”I'd like a doctor's opinion about new Oxycontin "OP": why are real chronic pain patients suffering so much?
I've had RSD for over 11 years and am severely allergic to any other long acting opiate pain reliever. I never got sick on the old formula and now this new one that is to prevent abuse is making me very ill, is less effective in pain control, and I would like to know what doctors opinions are on this subject as true chronic pain patients seem to be the ones who are suffering the most due to this change.”
Every week we read about a comedian, actress, spokesperson or athlete who has overdosed on prescription drugs, often OxyContin. Most of us also know someone who suffers from chronic pain where oral opiates provide the only hope for a pain free life. There is proper use and there is misuse, and nobody can argue with that.
This question from a DS user with chronic pain is a good one: how do physicians feel about the new OxyContin “OP” which may replace previous forms of OxyContin and hopefully make abuse less easy? Well, if this really is a bioequivalent formulation (a drug with the same active properties) I like it.
On April 5, 2010, Purdue Pharma and the FDA announced the approval of a new formulation of OxyContin (controlled-release oxycodone) oral tablets. Purdue elected to change the drug in an effort to make the tablet more difficult to manipulate for the purpose of intentional misuse and abuse. The reformulated OxyContin is supposed to prevent the medication from being cut, broken, chewed, crushed, or dissolved to release more medication.
OxyContin is such a popular drug of abuse and misuse because of its controlled-release properties; this means each OxyContin tablet contains a large quantity of oxycodone.

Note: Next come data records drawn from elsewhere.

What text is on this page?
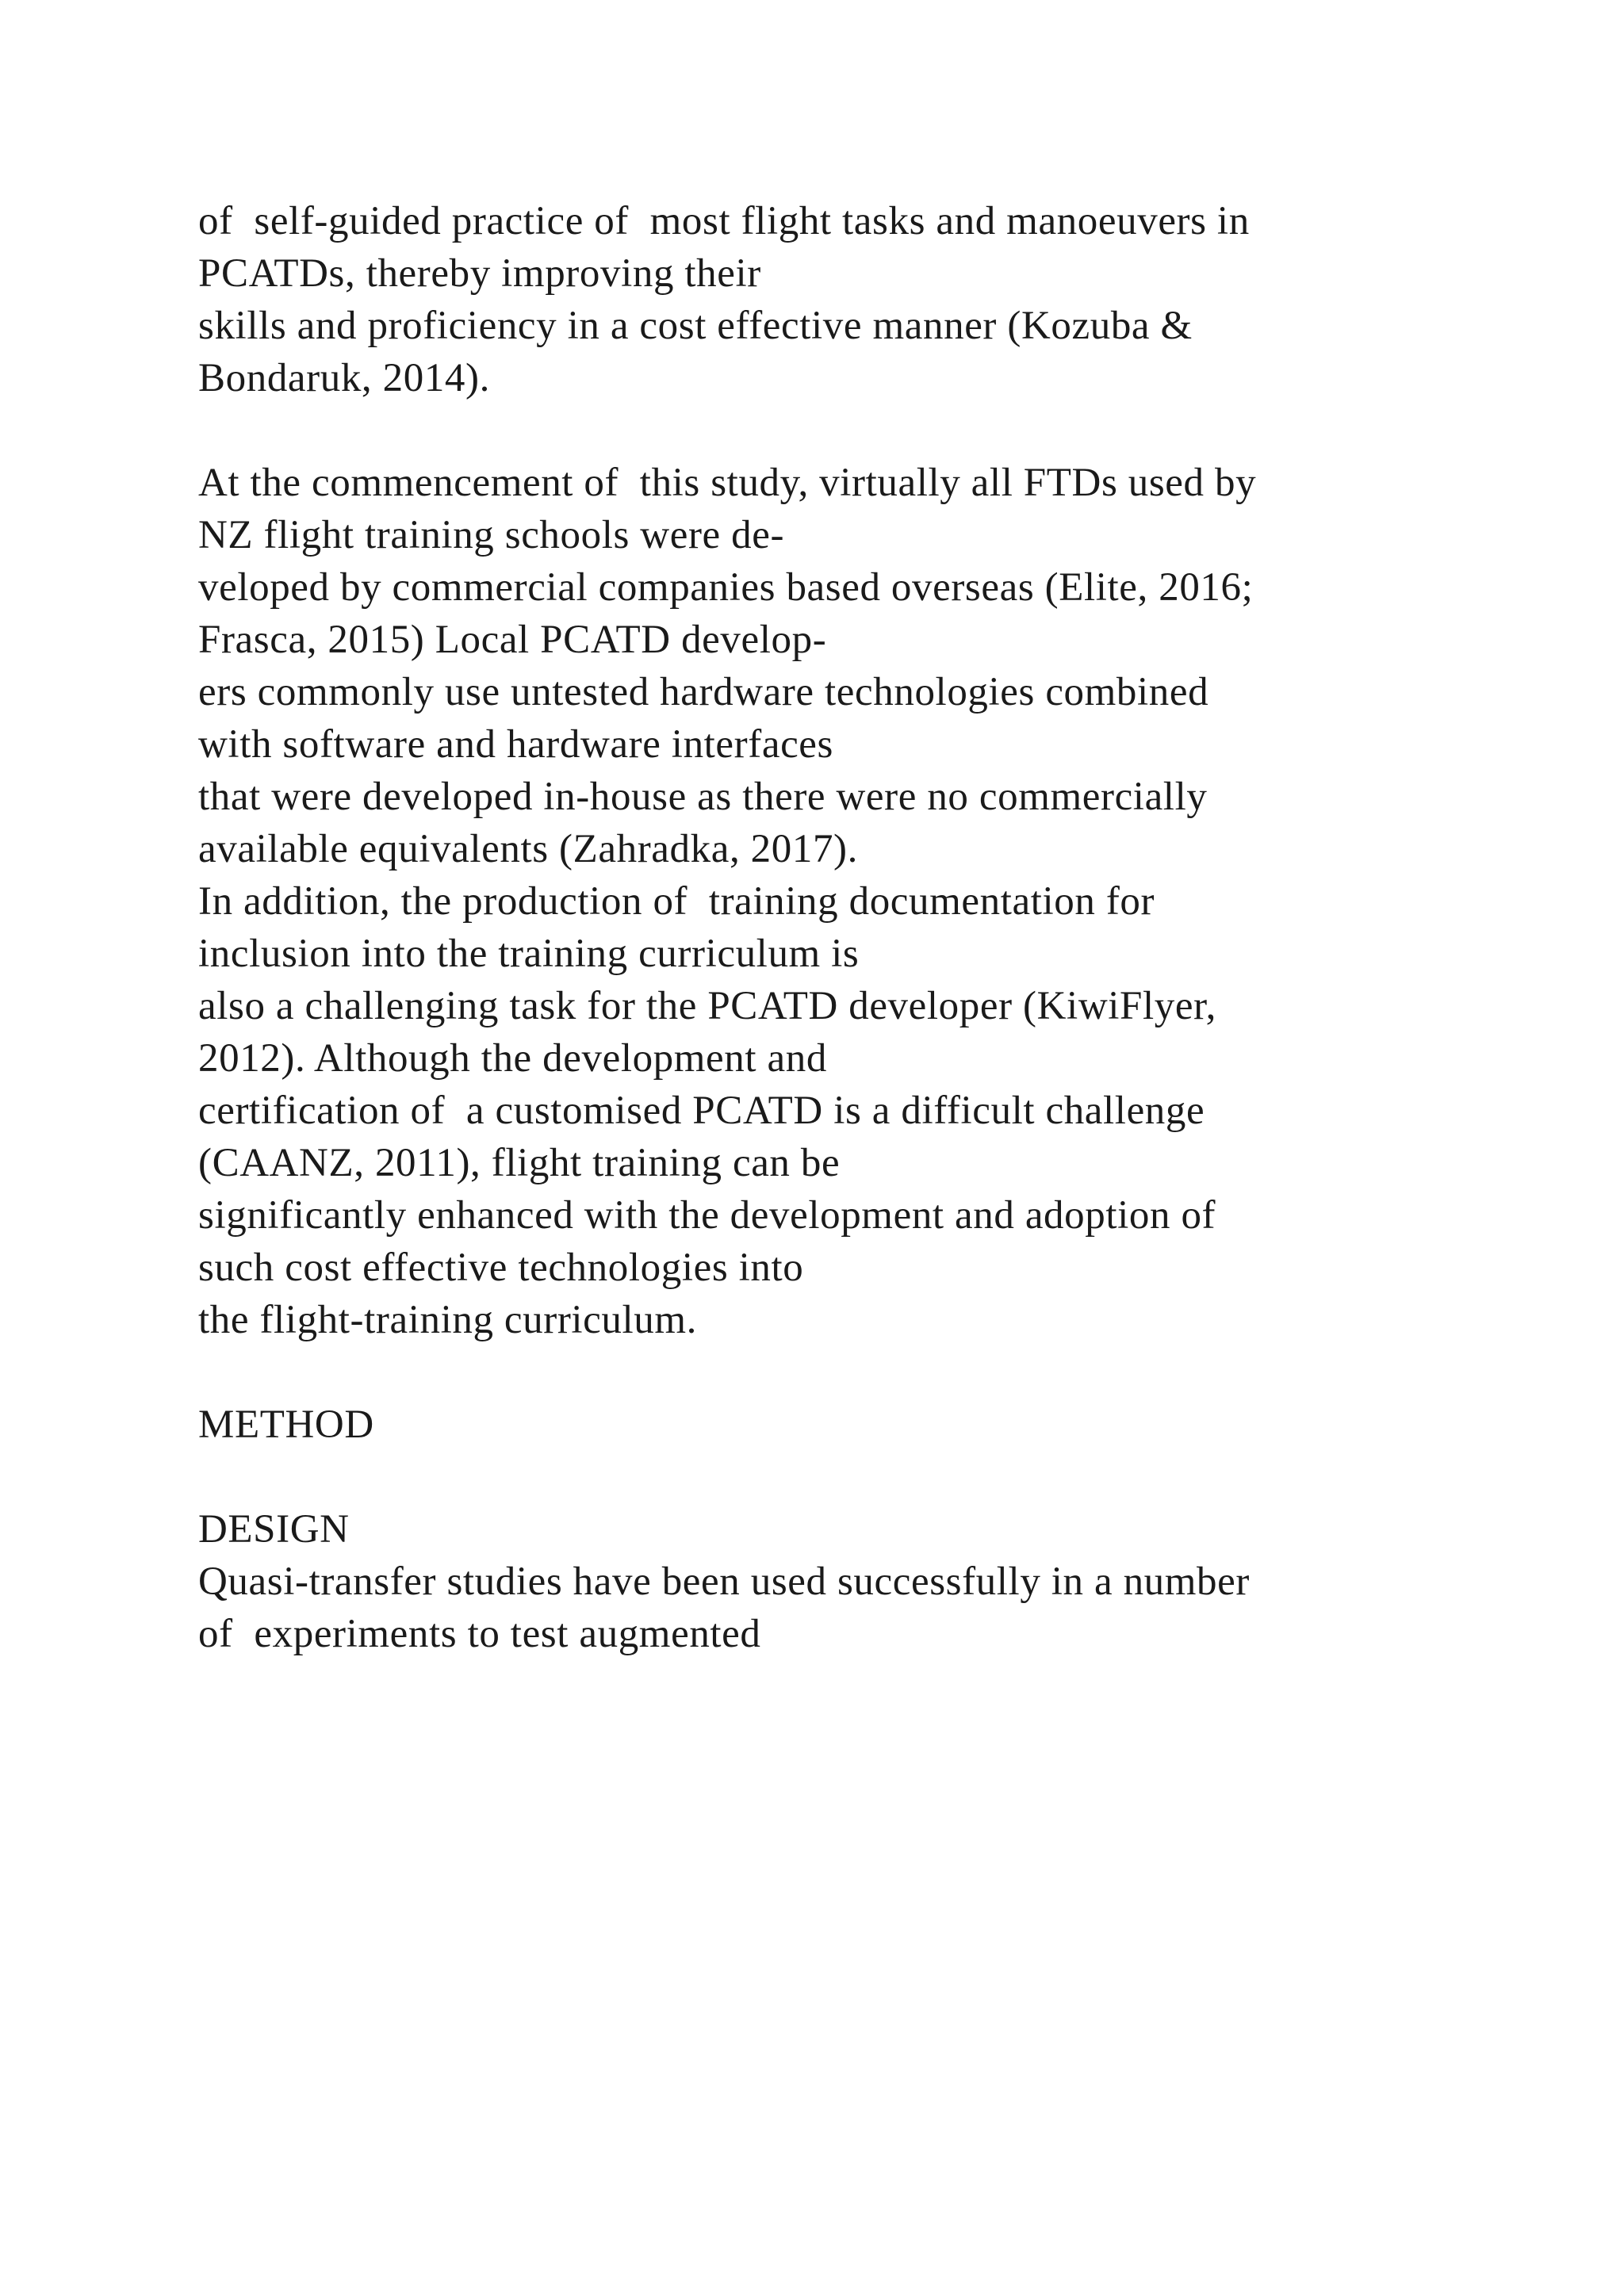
of  self-guided practice of  most flight tasks and manoeuvers in
PCATDs, thereby improving their
skills and proficiency in a cost effective manner (Kozuba &
Bondaruk, 2014).
At the commencement of  this study, virtually all FTDs used by
NZ flight training schools were de-
veloped by commercial companies based overseas (Elite, 2016;
Frasca, 2015) Local PCATD develop-
ers commonly use untested hardware technologies combined
with software and hardware interfaces
that were developed in-house as there were no commercially
available equivalents (Zahradka, 2017).
In addition, the production of  training documentation for
inclusion into the training curriculum is
also a challenging task for the PCATD developer (KiwiFlyer,
2012). Although the development and
certification of  a customised PCATD is a difficult challenge
(CAANZ, 2011), flight training can be
significantly enhanced with the development and adoption of
such cost effective technologies into
the flight-training curriculum.
METHOD
DESIGN
Quasi-transfer studies have been used successfully in a number
of  experiments to test augmented
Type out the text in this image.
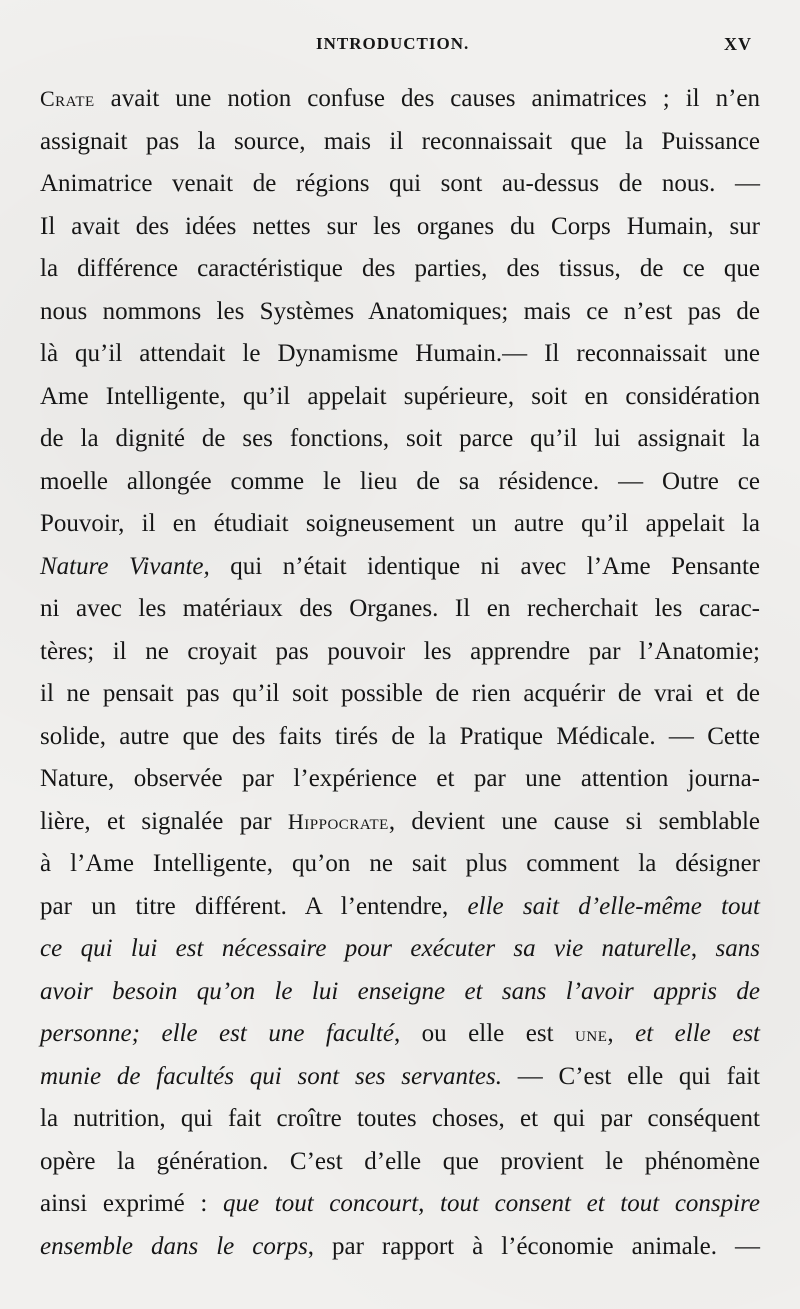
INTRODUCTION.	XV
Crate avait une notion confuse des causes animatrices ; il n’en
assignait pas la source, mais il reconnaissait que la Puissance
Animatrice venait de régions qui sont au-dessus de nous. —
Il avait des idées nettes sur les organes du Corps Humain, sur
la différence caractéristique des parties, des tissus, de ce que
nous nommons les Systèmes Anatomiques; mais ce n’est pas de
là qu’il attendait le Dynamisme Humain.— Il reconnaissait une
Ame Intelligente, qu’il appelait supérieure, soit en considération
de la dignité de ses fonctions, soit parce qu’il lui assignait la
moelle allongée comme le lieu de sa résidence. — Outre ce
Pouvoir, il en étudiait soigneusement un autre qu’il appelait la
Nature Vivante, qui n’était identique ni avec l’Ame Pensante
ni avec les matériaux des Organes. Il en recherchait les carac-
tères; il ne croyait pas pouvoir les apprendre par l’Anatomie;
il ne pensait pas qu’il soit possible de rien acquérir de vrai et de
solide, autre que des faits tirés de la Pratique Médicale. — Cette
Nature, observée par l’expérience et par une attention journa-
lière, et signalée par Hippocrate, devient une cause si semblable
à l’Ame Intelligente, qu’on ne sait plus comment la désigner
par un titre différent. A l’entendre, elle sait d’elle-même tout
ce qui lui est nécessaire pour exécuter sa vie naturelle, sans
avoir besoin qu’on le lui enseigne et sans l’avoir appris de
personne; elle est une faculté, ou elle est une, et elle est
munie de facultés qui sont ses servantes. — C’est elle qui fait
la nutrition, qui fait croître toutes choses, et qui par conséquent
opère la génération. C’est d’elle que provient le phénomène
ainsi exprimé : que tout concourt, tout consent et tout conspire
ensemble dans le corps, par rapport à l’économie animale. —
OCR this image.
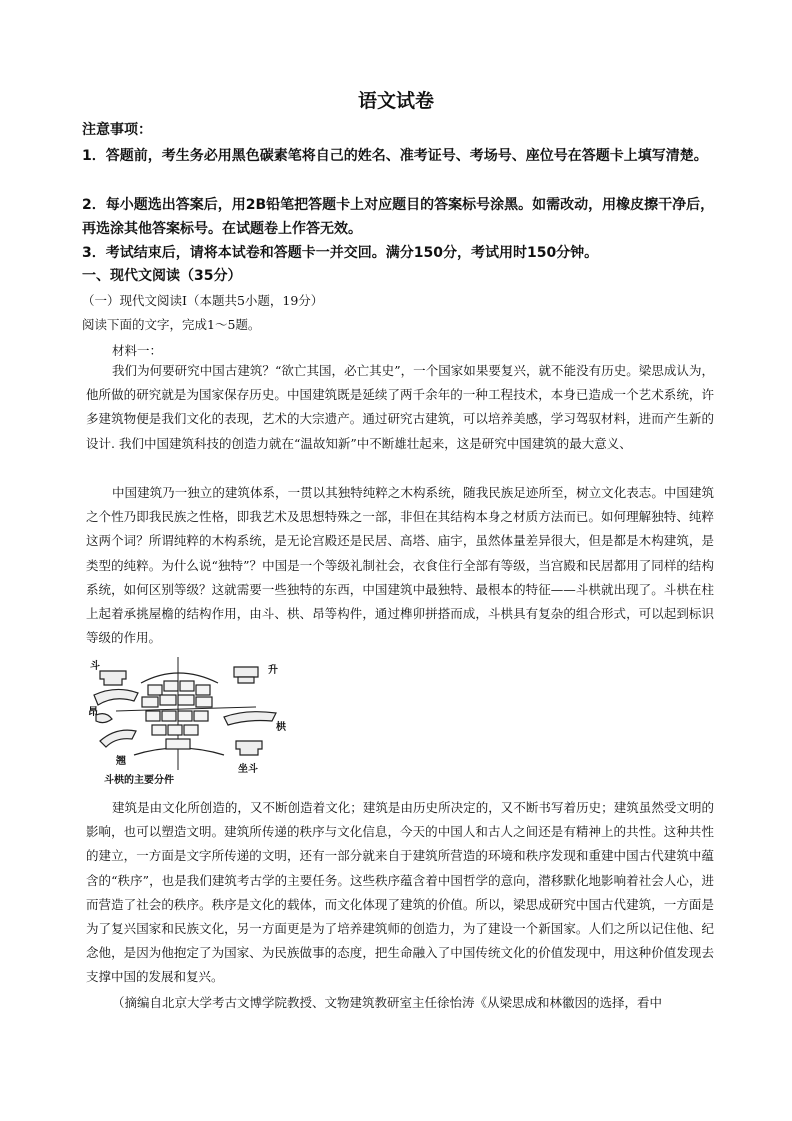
语文试卷
注意事项：
1．答题前，考生务必用黑色碳素笔将自己的姓名、准考证号、考场号、座位号在答题卡上填写清楚。
2．每小题选出答案后，用2B铅笔把答题卡上对应题目的答案标号涂黑。如需改动，用橡皮擦干净后，再选涂其他答案标号。在试题卷上作答无效。
3．考试结束后，请将本试卷和答题卡一并交回。满分150分，考试用时150分钟。
一、现代文阅读（35分）
（一）现代文阅读Ⅰ（本题共5小题，19分）
阅读下面的文字，完成1～5题。
材料一：

我们为何要研究中国古建筑？“欲亡其国，必亡其史”，一个国家如果要复兴，就不能没有历史。梁思成认为，他所做的研究就是为国家保存历史。中国建筑既是延续了两千余年的一种工程技术，本身已造成一个艺术系统，许多建筑物便是我们文化的表现，艺术的大宗遗产。通过研究古建筑，可以培养美感，学习驾驭材料，进而产生新的设计. 我们中国建筑科技的创造力就在“温故知新”中不断雄壮起来，这是研究中国建筑的最大意义、

中国建筑乃一独立的建筑体系，一贯以其独特纯粹之木构系统，随我民族足迹所至，树立文化表志。中国建筑之个性乃即我民族之性格，即我艺术及思想特殊之一部，非但在其结构本身之材质方法而已。如何理解独特、纯粹这两个词？所谓纯粹的木构系统，是无论宫殿还是民居、高塔、庙宇，虽然体量差异很大，但是都是木构建筑，是类型的纯粹。为什么说“独特”？中国是一个等级礼制社会，衣食住行全部有等级，当宫殿和民居都用了同样的结构系统，如何区别等级？这就需要一些独特的东西，中国建筑中最独特、最根本的特征——斗栱就出现了。斗栱在柱上起着承挑屋檐的结构作用，由斗、栱、昂等构件，通过榫卯拼搭而成，斗栱具有复杂的组合形式，可以起到标识等级的作用。

斗	升
昂
栱
翘
坐斗
斗栱的主要分件

建筑是由文化所创造的，又不断创造着文化；建筑是由历史所决定的，又不断书写着历史；建筑虽然受文明的影响，也可以塑造文明。建筑所传递的秩序与文化信息，今天的中国人和古人之间还是有精神上的共性。这种共性的建立，一方面是文字所传递的文明，还有一部分就来自于建筑所营造的环境和秩序发现和重建中国古代建筑中蕴含的“秩序”，也是我们建筑考古学的主要任务。这些秩序蕴含着中国哲学的意向，潜移默化地影响着社会人心，进而营造了社会的秩序。秩序是文化的载体，而文化体现了建筑的价值。所以，梁思成研究中国古代建筑，一方面是为了复兴国家和民族文化，另一方面更是为了培养建筑师的创造力，为了建设一个新国家。人们之所以记住他、纪念他，是因为他抱定了为国家、为民族做事的态度，把生命融入了中国传统文化的价值发现中，用这种价值发现去支撑中国的发展和复兴。

（摘编自北京大学考古文博学院教授、文物建筑教研室主任徐怡涛《从梁思成和林徽因的选择，看中
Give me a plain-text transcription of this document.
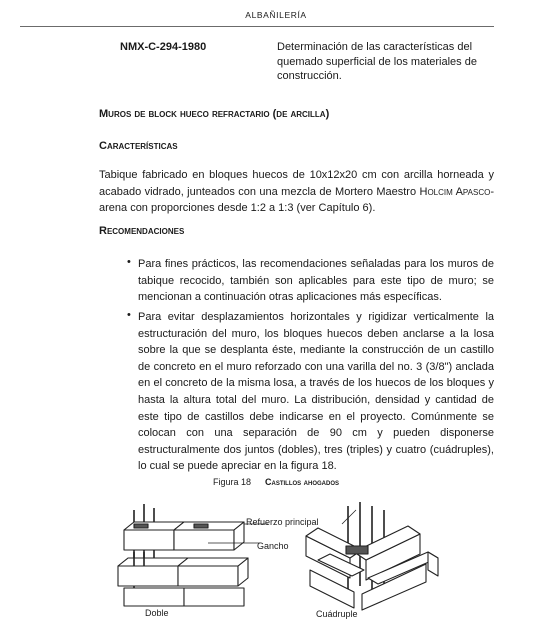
ALBAÑILERÍA
NMX-C-294-1980	Determinación de las características del quemado superficial de los materiales de construcción.
Muros de block hueco refractario (de arcilla)
Características
Tabique fabricado en bloques huecos de 10x12x20 cm con arcilla horneada y acabado vidrado, junteados con una mezcla de Mortero Maestro Holcim Apasco-arena con proporciones desde 1:2 a 1:3 (ver Capítulo 6).
Recomendaciones
• Para fines prácticos, las recomendaciones señaladas para los muros de tabique recocido, también son aplicables para este tipo de muro; se mencionan a continuación otras aplicaciones más específicas.
• Para evitar desplazamientos horizontales y rigidizar verticalmente la estructuración del muro, los bloques huecos deben anclarse a la losa sobre la que se desplanta éste, mediante la construcción de un castillo de concreto en el muro reforzado con una varilla del no. 3 (3/8") anclada en el concreto de la misma losa, a través de los huecos de los bloques y hasta la altura total del muro. La distribución, densidad y cantidad de este tipo de castillos debe indicarse en el proyecto. Comúnmente se colocan con una separación de 90 cm y pueden disponerse estructuralmente dos juntos (dobles), tres (triples) y cuatro (cuádruples), lo cual se puede apreciar en la figura 18.
Figura 18 Castillos ahogados
Refuerzo principal
Gancho
Doble	Cuádruple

With the previous formulation you could release high levels of oxycodone all at once, a situation that contributed to a high rate of abuse as well as increased the potential for fatal overdose.
The new formulation (OxyContin OP) has met the FDA criteria for bioequivalence to the original formulation so it should have the same effectiveness and same side effects. Purdue Pharma has started shipping the reformulated OxyContin product and the company will cease shipping the original formulation. So, the previous OxyContin tablets (OxyContin “OC”) will no longer exist.
This was a change made without any evidence. In other words, no evidence currently exists to show that this reformulation of OxyContin is less subject to misuse, abuse, overdose, or addiction. The FDA is requiring Purdue Pharma to conduct a postmarket study to help determine whether the new formulation reduces the drug's abuse and misuse. I would also add that if you are having side effects with this formulation your doctor should report it to Purdue Pharma.